A pattern has developed of terrible threats followed a day or so later by calming reassurance. Trump has huge belief in his own power to manipulate situations in his favour, even when the odds or logic are stacked against him: this was shown in his attempts to negate President Biden’s election victory in 2020, when he told two senior Department of Justice officials to “just say that the election was corrupt and leave the rest to me”. (They refused.)
With his rhetorical brinkmanship, Trump has allowed the US military to build up the troops it will need to raid Iran, if not to fight a prolonged land battle. This could enable a series of coastal forays to try to clear the land nearest the Strait of threats to shipping.
The best time to do this is when markets are closed, especially if the military has only short, sharp missions in mind before they reopen. When better than the coming three-day weekend, when Wall Street and Europe will closed for Good Friday?
This raises the prospect of an Easter ground offensive, despite the Pope’s Palm Sunday warning that “God … does not listen to the prayer of those who wage war”.
As usual with Trump, he is keeping everyone guessing, but he may be following a pattern, especially now that a 2,200-strong Marine expeditionary force has arrived and is being joined by thousands of paratroopers from the 82nd Airborne, as well as — it has been reported — by hundreds of Special Forces.

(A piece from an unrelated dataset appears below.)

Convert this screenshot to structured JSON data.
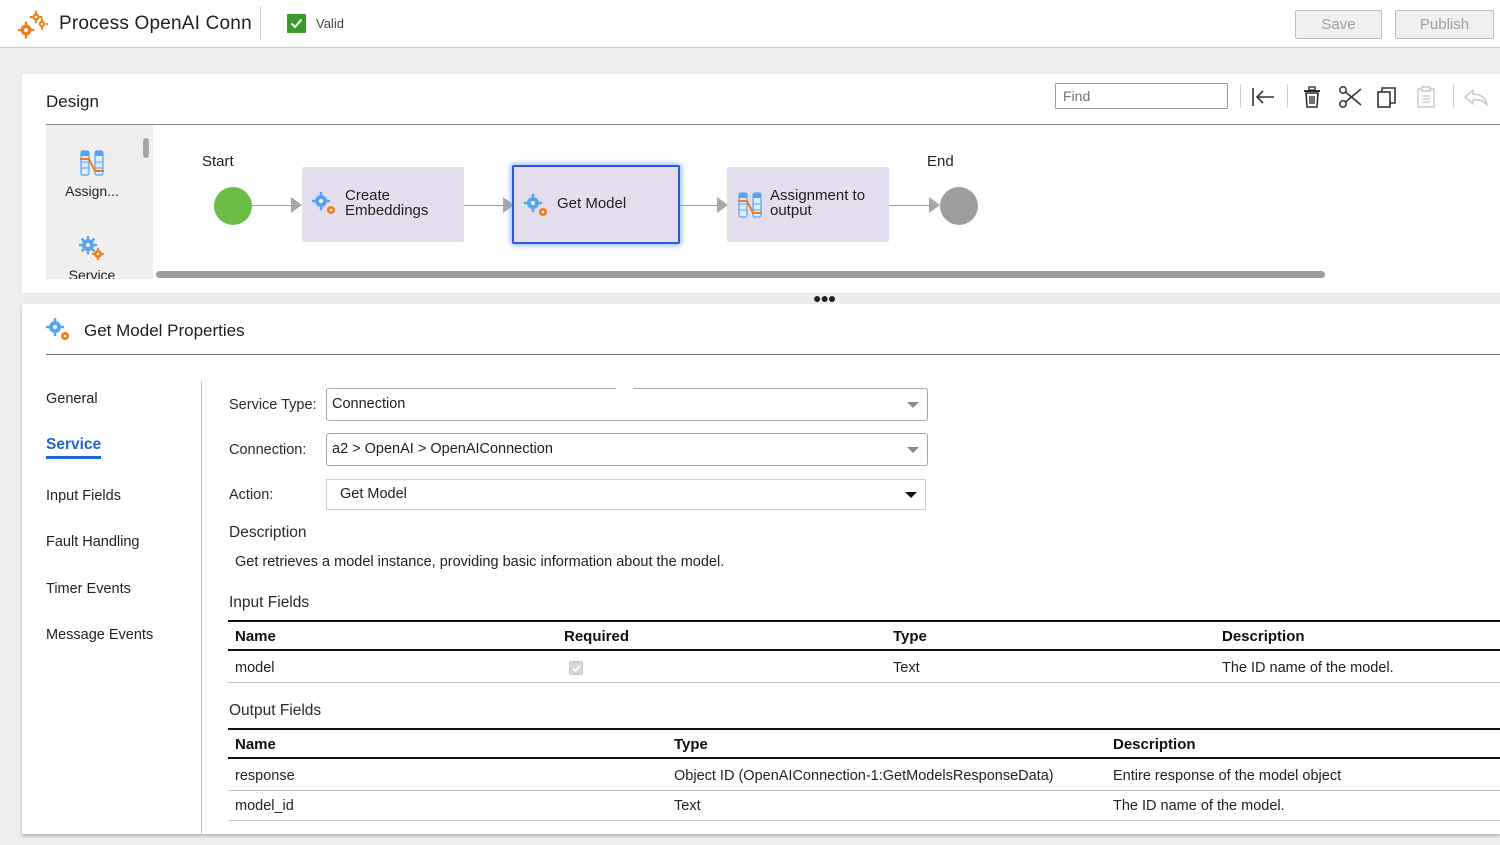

Becca Wasser, a Bloomberg economics analyst who carried out war games analysis for the Department of Defense from 2015 to 2025, said: “The troop deployments are real, they are in motion and once they start there’s almost a strange inevitability to them based on how President Trump has used them in the past.”
She said Trump liked to keep all his options open for as long as possible and that his threats to bomb Iranian infrastructure were attempts to pressure Tehran into an agreement at the same time as making preparations for boots on the ground.
“We’ve seen this in the Caribbean, and we’ve already seen this in the Middle East. I’ve researched … all of the strikes that Trump greenlit since taking office in his second term, and there is this pattern,” she said. “Once forces are there, even with Taco [Trump always chickens out], there is still action that gets taken.”